Бертран узнал ее прикосновение. Ничего не изменилось.
– Больно, между прочим!
– Не преувеличивай.
– Вот еще…
Лола распрямилась. Бертран улыбался, не сводя с нее глаз, и она велела суровым тоном:
– Подними руку!
Он послушался и засучил рукав.
– Как Тибет? – спросила она, обрабатывая царапины.
– Пустынный и невозможно прекрасный. Я пробыл там четыре месяца и сделал тысячи фотографий.
– Я считала, что ты снимаешь репортаж для телевидения, – удивилась Лола.
– Так и есть, – кивнул Бертран. – Фотографии – это «на потом».
По взгляду Бертрана Лола поняла, что «здесь и сейчас» уступило место «до лучших времен», значит, что-то изменилось. Она не задала больше ни одного вопроса, сказала:
– Сейчас займемся твоей рукой… – осознавая, что тянет время, потому что… боится. Хочет, чтобы он накрыл ей пальцы ладонью, и боится выдать то, что на сердце. Сильнее всего на свете Лола сейчас мечтала освободить «другую Лолу».
Бертран не сводил с нее глаз. Никаких украшений, кроме обручального кольца и часов на бордовом кожаном ремешке. Подарок на день рождения? Когда она родилась? Лола снова присела, чтобы заклеить ему колено, и услышала шепот: «Ничего не говори…» – кивком показала на его руку, прилепила пластырь.
– Ты постригся.
– У тебя тоже волосы на три сантиметра короче.
Лола усмехнулась и привычным жестом заправила непослушную прядь за ухо – в точности как триста шестьдесят пять дней назад.

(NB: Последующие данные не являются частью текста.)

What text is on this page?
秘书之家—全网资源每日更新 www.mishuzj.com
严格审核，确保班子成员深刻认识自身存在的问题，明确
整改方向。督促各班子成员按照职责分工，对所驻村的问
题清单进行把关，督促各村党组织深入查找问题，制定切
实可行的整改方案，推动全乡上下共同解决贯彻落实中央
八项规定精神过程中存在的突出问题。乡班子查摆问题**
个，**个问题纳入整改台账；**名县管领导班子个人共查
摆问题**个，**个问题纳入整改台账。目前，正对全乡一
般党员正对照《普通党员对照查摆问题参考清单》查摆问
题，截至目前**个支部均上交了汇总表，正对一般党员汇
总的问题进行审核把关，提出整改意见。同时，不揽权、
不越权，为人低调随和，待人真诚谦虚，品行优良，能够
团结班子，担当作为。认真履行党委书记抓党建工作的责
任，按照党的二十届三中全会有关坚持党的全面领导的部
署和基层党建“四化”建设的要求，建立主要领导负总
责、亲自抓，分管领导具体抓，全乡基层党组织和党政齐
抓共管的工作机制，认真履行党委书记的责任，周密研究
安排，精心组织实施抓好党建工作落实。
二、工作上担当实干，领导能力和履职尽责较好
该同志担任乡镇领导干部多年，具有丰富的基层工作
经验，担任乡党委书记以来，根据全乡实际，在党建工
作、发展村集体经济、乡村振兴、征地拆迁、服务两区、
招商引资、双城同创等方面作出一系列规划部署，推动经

Он тогда заметил родинку у нее на шее. Ничего не изменилось. Он здесь, совсем рядом.
– Показывай ладонь.
Бертран сдернул пластырь, тихо зашипев сквозь зубы.

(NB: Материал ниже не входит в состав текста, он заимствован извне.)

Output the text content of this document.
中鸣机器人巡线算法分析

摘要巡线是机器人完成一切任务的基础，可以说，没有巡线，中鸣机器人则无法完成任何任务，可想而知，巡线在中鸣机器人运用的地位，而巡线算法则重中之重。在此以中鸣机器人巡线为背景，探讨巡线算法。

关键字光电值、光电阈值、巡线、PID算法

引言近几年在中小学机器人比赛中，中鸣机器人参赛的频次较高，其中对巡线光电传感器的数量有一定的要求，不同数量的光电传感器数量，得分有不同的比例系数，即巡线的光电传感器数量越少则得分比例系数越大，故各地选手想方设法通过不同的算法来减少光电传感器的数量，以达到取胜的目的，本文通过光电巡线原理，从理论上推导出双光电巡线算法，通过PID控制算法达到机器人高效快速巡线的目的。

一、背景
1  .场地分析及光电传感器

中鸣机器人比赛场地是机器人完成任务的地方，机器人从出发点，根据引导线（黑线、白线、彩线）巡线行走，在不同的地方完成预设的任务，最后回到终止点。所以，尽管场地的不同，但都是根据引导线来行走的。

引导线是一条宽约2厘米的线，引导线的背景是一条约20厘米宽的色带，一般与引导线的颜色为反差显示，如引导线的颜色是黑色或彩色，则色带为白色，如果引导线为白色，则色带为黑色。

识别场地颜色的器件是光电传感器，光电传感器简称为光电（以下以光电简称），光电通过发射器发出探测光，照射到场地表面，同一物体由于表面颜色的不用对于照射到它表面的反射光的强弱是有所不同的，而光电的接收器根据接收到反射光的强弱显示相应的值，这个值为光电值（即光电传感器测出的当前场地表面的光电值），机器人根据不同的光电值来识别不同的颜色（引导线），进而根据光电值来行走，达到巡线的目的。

– Не успел промыть… – объяснил он, умолчав о том, что какая-то таинственная сила подняла его на ноги после падения на тротуар. Впрочем, она наверняка и так знает.

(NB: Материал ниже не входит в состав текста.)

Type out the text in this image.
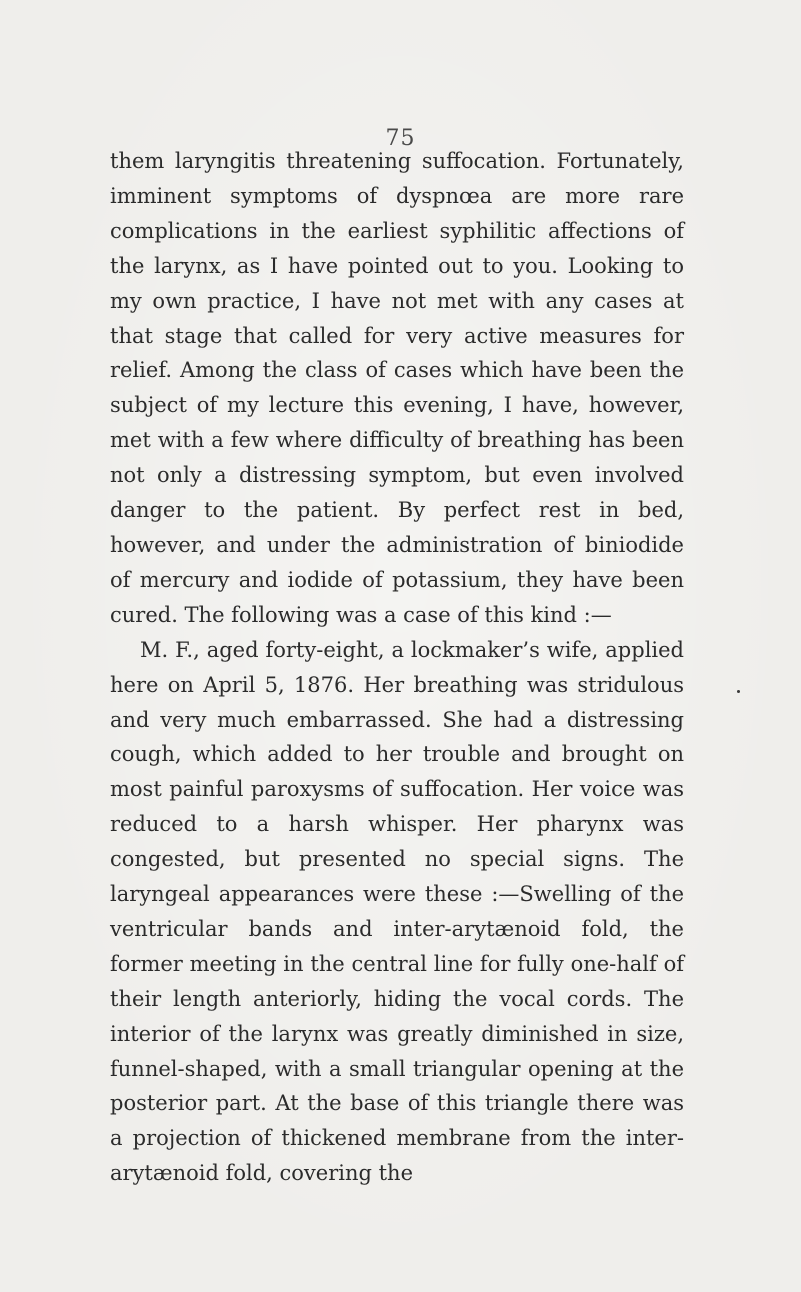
75

them laryngitis threatening suffocation. Fortunately, imminent symptoms of dyspnœa are more rare complications in the earliest syphilitic affections of the larynx, as I have pointed out to you. Looking to my own practice, I have not met with any cases at that stage that called for very active measures for relief. Among the class of cases which have been the subject of my lecture this evening, I have, however, met with a few where difficulty of breathing has been not only a distressing symptom, but even involved danger to the patient. By perfect rest in bed, however, and under the administration of biniodide of mercury and iodide of potassium, they have been cured. The following was a case of this kind :—

M. F., aged forty-eight, a lockmaker’s wife, applied here on April 5, 1876. Her breathing was stridulous and very much embarrassed. She had a distressing cough, which added to her trouble and brought on most painful paroxysms of suffocation. Her voice was reduced to a harsh whisper. Her pharynx was congested, but presented no special signs. The laryngeal appearances were these :—Swelling of the ventricular bands and inter-arytænoid fold, the former meeting in the central line for fully one-half of their length anteriorly, hiding the vocal cords. The interior of the larynx was greatly diminished in size, funnel-shaped, with a small triangular opening at the posterior part. At the base of this triangle there was a projection of thickened membrane from the inter-arytænoid fold, covering the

Лола пустила воду, Бертран подставил руку, смыл засохшую кровь. Твоя кожа на моей. Она очень старалась не сделать ему больно, заговаривала зубы, пересказывая репортаж о туристах со всего света, которые карабкаются к монастырю Ронгбук[18], на пятитысячник, чтобы воткнуть в землю флажок.
– Кажется, он называется Лунгта?[19]
– Они бывают красные, синие, желтые или зеленые.
Лола кивнула, не поднимая глаз.
– Земля, небо, вода, солнце.
– Мой был оранжевым, и я думал о тебе.
Лола замерла над тремя глубокими вертикальными царапинами у холма Венеры[20] с оторванным куском кожи.
– Посмотри на меня.
Бертран был дерзким, стремительным, интуитивистом. Заказчики всегда ценили его за зоркость и безупречную технику, но на Тибете он осознал, что стал другим. Через секунду Лола оказалась в его объятиях. Пропащие триста шестьдесят пять дней. Оранжевый флажок. Пустынные пейзажи. Ветер. Холод. Я чувствую жар ее тела. Долой разлуку и тоску! Жизнь.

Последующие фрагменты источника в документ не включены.